II. WHETHER THE TRIAL COURT ERRED IN DENYING THE MOTION FOR A DIRECTED VERDICT
¶ 6. The trial court denied Nichols' motion for a directed verdict. Aggrieved, he appeals the denial of his motion for a directed verdict, asserting that the verdict was against the overwhelming weight of the evidence and was a result of bias, prejudice or passion. Nichols seeks reversal of his conviction, arguing that the State failed to provide sufficient evidence to convince a jury of his guilt beyond reasonable doubt.
¶ 7. A trial court's denial of a motion for directed verdict challenges the legal sufficiency of the evidence presented.

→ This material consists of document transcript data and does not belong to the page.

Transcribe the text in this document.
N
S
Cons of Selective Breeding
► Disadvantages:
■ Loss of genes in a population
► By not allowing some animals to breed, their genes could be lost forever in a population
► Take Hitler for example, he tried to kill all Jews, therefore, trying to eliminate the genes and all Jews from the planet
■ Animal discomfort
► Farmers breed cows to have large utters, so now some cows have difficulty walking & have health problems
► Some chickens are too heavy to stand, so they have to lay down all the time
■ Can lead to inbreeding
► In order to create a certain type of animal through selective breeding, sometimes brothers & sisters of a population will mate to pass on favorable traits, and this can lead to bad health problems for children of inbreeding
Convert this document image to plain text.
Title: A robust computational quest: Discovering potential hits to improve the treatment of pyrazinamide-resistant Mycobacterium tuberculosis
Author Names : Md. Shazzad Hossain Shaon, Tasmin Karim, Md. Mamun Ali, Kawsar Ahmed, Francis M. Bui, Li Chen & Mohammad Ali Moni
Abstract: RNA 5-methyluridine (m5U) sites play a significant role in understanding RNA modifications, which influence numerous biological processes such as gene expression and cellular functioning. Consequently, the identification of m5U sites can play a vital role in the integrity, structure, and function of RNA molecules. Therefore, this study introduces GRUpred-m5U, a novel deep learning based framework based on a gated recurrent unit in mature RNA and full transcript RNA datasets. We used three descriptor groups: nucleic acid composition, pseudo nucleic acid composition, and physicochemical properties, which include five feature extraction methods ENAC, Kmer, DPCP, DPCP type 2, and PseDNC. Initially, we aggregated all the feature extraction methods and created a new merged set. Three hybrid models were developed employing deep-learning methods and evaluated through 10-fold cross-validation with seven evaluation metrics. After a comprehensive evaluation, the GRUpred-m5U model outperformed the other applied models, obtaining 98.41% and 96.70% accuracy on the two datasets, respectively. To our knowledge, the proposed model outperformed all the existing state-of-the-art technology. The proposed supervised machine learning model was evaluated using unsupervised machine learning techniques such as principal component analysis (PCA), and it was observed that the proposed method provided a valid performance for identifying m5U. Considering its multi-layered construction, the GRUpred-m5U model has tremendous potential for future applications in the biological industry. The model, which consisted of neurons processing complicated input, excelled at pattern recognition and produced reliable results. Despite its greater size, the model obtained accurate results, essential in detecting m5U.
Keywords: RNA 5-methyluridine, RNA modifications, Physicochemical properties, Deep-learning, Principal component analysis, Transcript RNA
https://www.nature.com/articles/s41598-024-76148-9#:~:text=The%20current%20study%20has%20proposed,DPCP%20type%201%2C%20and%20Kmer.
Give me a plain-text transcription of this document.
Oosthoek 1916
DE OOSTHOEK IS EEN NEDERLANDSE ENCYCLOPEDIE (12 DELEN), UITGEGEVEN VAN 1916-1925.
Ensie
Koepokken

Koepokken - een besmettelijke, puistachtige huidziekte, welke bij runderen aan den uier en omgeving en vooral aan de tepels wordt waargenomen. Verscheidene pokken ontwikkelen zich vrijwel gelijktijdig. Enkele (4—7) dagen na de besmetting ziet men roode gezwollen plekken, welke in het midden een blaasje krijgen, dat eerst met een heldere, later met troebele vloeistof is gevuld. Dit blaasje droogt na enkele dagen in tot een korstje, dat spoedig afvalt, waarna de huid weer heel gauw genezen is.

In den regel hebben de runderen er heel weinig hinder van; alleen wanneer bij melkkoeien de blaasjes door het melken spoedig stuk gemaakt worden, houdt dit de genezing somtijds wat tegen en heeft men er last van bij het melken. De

In reviewing a challenge to the sufficiency of the evidence, we view the evidence in a light most favorable to the non-movant, consider only the evidence that supports the verdict and give the benefit of all favorable inferences that may be reasonably drawn from the evidence. Dilworth v. State, 909 So.2d 731, 737(¶ 20) (Miss. 2005). If the evidence was sufficient to establish guilt beyond a reasonable doubt and support a guilty verdict, the denial of the motion for a directed verdict is to be affirmed. Shelton v. State, 853 So.2d 1171, 1186(¶ 48) (Miss. 2003).
¶ 8. To convict Nichols of manslaughter in the death of Wells, the State had to prove beyond a reasonable doubt that (1) Nichols killed Wells, (2) without malice, (3) in the heat of passion, (4) but in a cruel or unusual manner, or by the use of a dangerous weapon, (5) without the authority of law, (6) and not in necessary self-defense. Miss. Code Ann. § 97-3-35 (Rev.2006).

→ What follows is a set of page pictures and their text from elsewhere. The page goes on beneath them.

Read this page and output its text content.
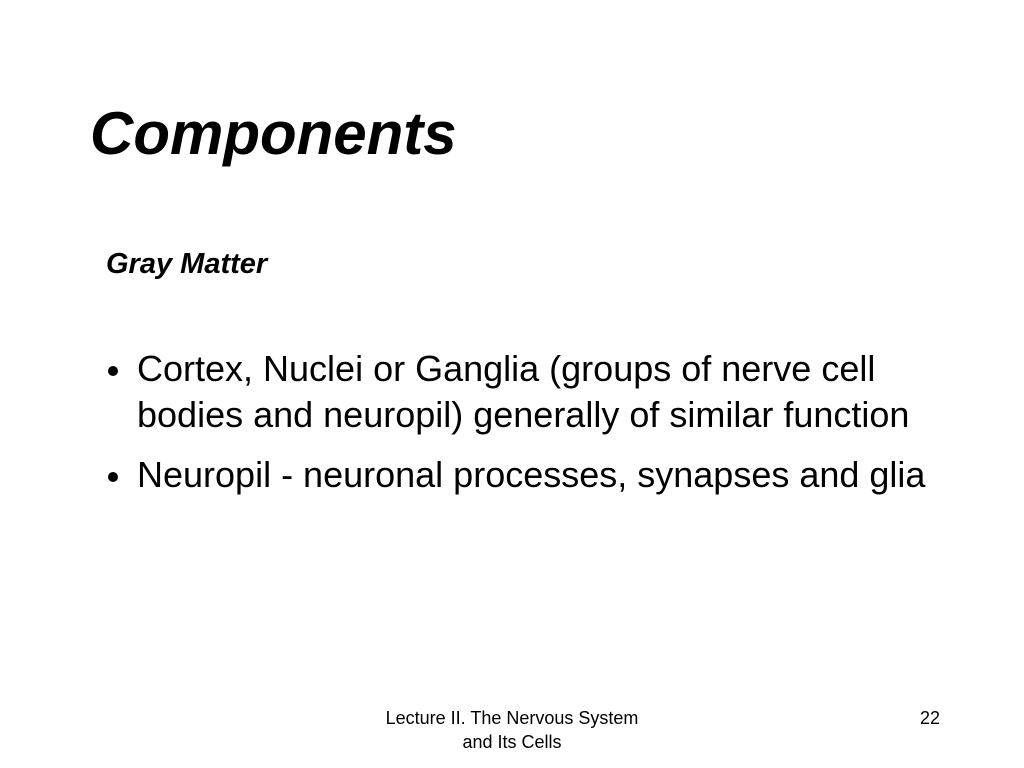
Components
Gray Matter
Cortex, Nuclei or Ganglia (groups of nerve cell bodies and neuropil) generally of similar function
Neuropil - neuronal processes, synapses and glia
Lecture II. The Nervous System
and Its Cells
22
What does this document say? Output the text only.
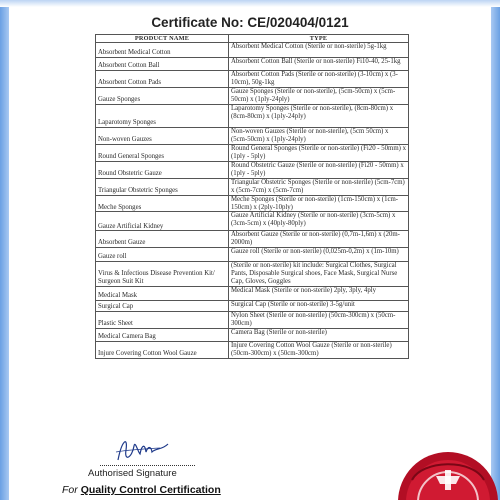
Certificate No: CE/020404/0121
PRODUCT NAME	TYPE
Absorbent Medical Cotton	Absorbent Medical Cotton (Sterile or non-sterile) 5g-1kg
Absorbent Cotton Ball	Absorbent Cotton Ball (Sterile or non-sterile) Fi10-40, 25-1kg
Absorbent Cotton Pads	Absorbent Cotton Pads (Sterile or non-sterile) (3-10cm) x (3-10cm), 50g-1kg
Gauze Sponges	Gauze Sponges (Sterile or non-sterile), (5cm-50cm) x (5cm-50cm) x (1ply-24ply)
Laparotomy Sponges	Laparotomy Sponges (Sterile or non-sterile), (8cm-80cm) x (8cm-80cm) x (1ply-24ply)
Non-woven Gauzes	Non-woven Gauzes (Sterile or non-sterile), (5cm 50cm) x (5cm-50cm) x (1ply-24ply)
Round General Sponges	Round General Sponges (Sterile or non-sterile) (Fi20 - 50mm) x (1ply - 5ply)
Round Obstetric Gauze	Round Obstetric Gauze (Sterile or non-sterile) (Fi20 - 50mm) x (1ply - 5ply)
Triangular Obstetric Sponges	Triangular Obstetric Sponges (Sterile or non-sterile) (5cm-7cm) x (5cm-7cm) x (5cm-7cm)
Meche Sponges	Meche Sponges (Sterile or non-sterile) (1cm-150cm) x (1cm-150cm) x (2ply-10ply)
Gauze Artificial Kidney	Gauze Artificial Kidney (Sterile or non-sterile) (3cm-5cm) x (3cm-5cm) x (40ply-80ply)
Absorbent Gauze	Absorbent Gauze (Sterile or non-sterile) (0,7m-1,6m) x (20m-2000m)
Gauze roll	Gauze roll (Sterile or non-sterile) (0,025m-0,2m) x (1m-10m)
Virus & Infectious Disease Prevention Kit/ Surgeon Suit Kit	(Sterile or non-sterile) kit include: Surgical Clothes, Surgical Pants, Disposable Surgical shoes, Face Mask, Surgical Nurse Cap, Gloves, Goggles
Medical Mask	Medical Mask (Sterile or non-sterile) 2ply, 3ply, 4ply
Surgical Cap	Surgical Cap (Sterile or non-sterile) 3-5g/unit
Plastic Sheet	Nylon Sheet (Sterile or non-sterile) (50cm-300cm) x (50cm-300cm)
Medical Camera Bag	Camera Bag (Sterile or non-sterile)
Injure Covering Cotton Wool Gauze	Injure Covering Cotton Wool Gauze (Sterile or non-sterile) (50cm-300cm) x (50cm-300cm)
Authorised Signature
For Quality Control Certification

¶ 9. Nichols argues that the only evidence presented against him at trial consisted of one witness' testimony regarding the physical confrontation between Nichols and Wells, and that this testimony was lacking in credibility and competency. The record reflects that testimony was taken from several witnesses at trial, including the officers who responded to the scene, treating medical personnel, and the medical examiner. Even if we adopted Nichols' version of trial events, the jury sits as the fact-finder and determines the credibility of the witnesses and gives value to the weight of the evidence against the accused. Ward v. State, 881 So.2d 316, 323(¶ 31) (Miss.Ct.App. 2004). In viewing the evidence in the light most favorable to the verdict, we find that a reasonable juror could have found Nichols guilty of manslaughter based on the evidence presented. Therefore, the verdict was not so contrary to the weight of the evidence, nor has manifest error been committed. To allow the verdict to stand does not sanction an unconscionable injustice; therefore, the denial of the motion for directed verdict is affirmed.

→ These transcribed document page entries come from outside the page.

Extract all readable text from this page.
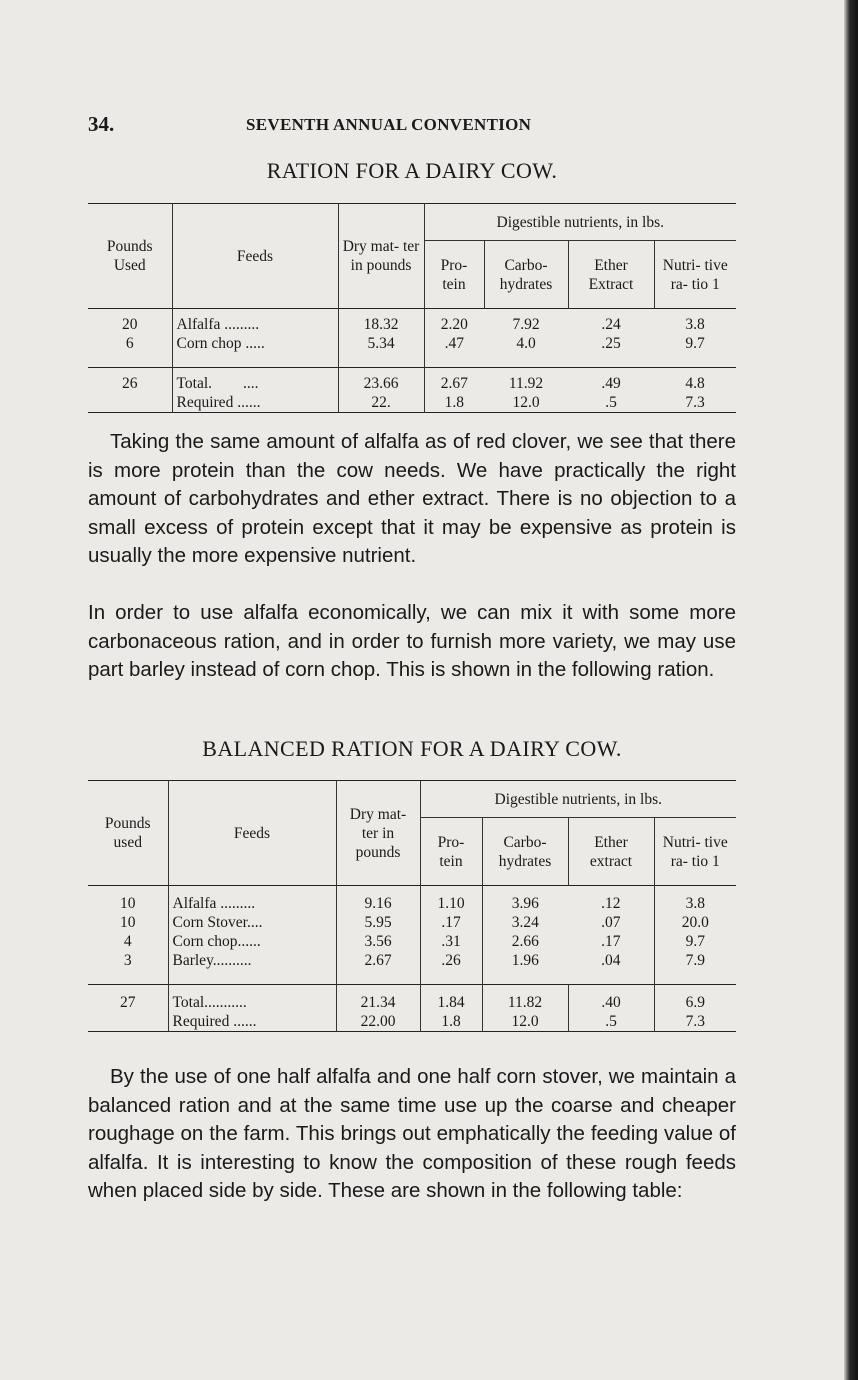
34.	SEVENTH ANNUAL CONVENTION
RATION FOR A DAIRY COW.
Pounds Used	Feeds	Dry mat- ter in pounds	Digestible nutrients, in lbs.			
			Pro- tein	Carbo- hydrates	Ether Extract	Nutri- tive ra- tio 1
20	Alfalfa .........	18.32	2.20	7.92	.24	3.8
6	Corn chop .....	5.34	.47	4.0	.25	9.7
26	Total.        ....	23.66	2.67	11.92	.49	4.8
	Required ......	22.	1.8	12.0	.5	7.3
Taking the same amount of alfalfa as of red clover, we see that there is more protein than the cow needs. We have practically the right amount of carbohydrates and ether extract. There is no objection to a small excess of protein except that it may be expensive as protein is usually the more expensive nutrient.
In order to use alfalfa economically, we can mix it with some more carbonaceous ration, and in order to furnish more variety, we may use part barley instead of corn chop. This is shown in the following ration.
BALANCED RATION FOR A DAIRY COW.
Pounds used	Feeds	Dry mat- ter in pounds	Digestible nutrients, in lbs.			
			Pro- tein	Carbo- hydrates	Ether extract	Nutri- tive ra- tio 1
10	Alfalfa .........	9.16	1.10	3.96	.12	3.8
10	Corn Stover....	5.95	.17	3.24	.07	20.0
4	Corn chop......	3.56	.31	2.66	.17	9.7
3	Barley..........	2.67	.26	1.96	.04	7.9
27	Total...........	21.34	1.84	11.82	.40	6.9
	Required ......	22.00	1.8	12.0	.5	7.3
By the use of one half alfalfa and one half corn stover, we maintain a balanced ration and at the same time use up the coarse and cheaper roughage on the farm. This brings out emphatically the feeding value of alfalfa. It is interesting to know the composition of these rough feeds when placed side by side. These are shown in the following table:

¶ 10. THE JUDGMENT OF THE CIRCUIT COURT OF JEFFERSON COUNTY OF CONVICTION OF MANSLAUGHTER AND SENTENCE OF TWENTY YEARS IN THE CUSTODY OF MISSISSIPPI DEPARTMENT OF CORRECTIONS IS AFFIRMED. ALL COSTS OF THIS APPEAL ARE ASSESSED TO JEFFERSON COUNTY.
KING, C.J., LEE, P.J., IRVING, CHANDLER, GRIFFIS, BARNES, ISHEE, ROBERTS AND CARLTON, JJ., CONCUR.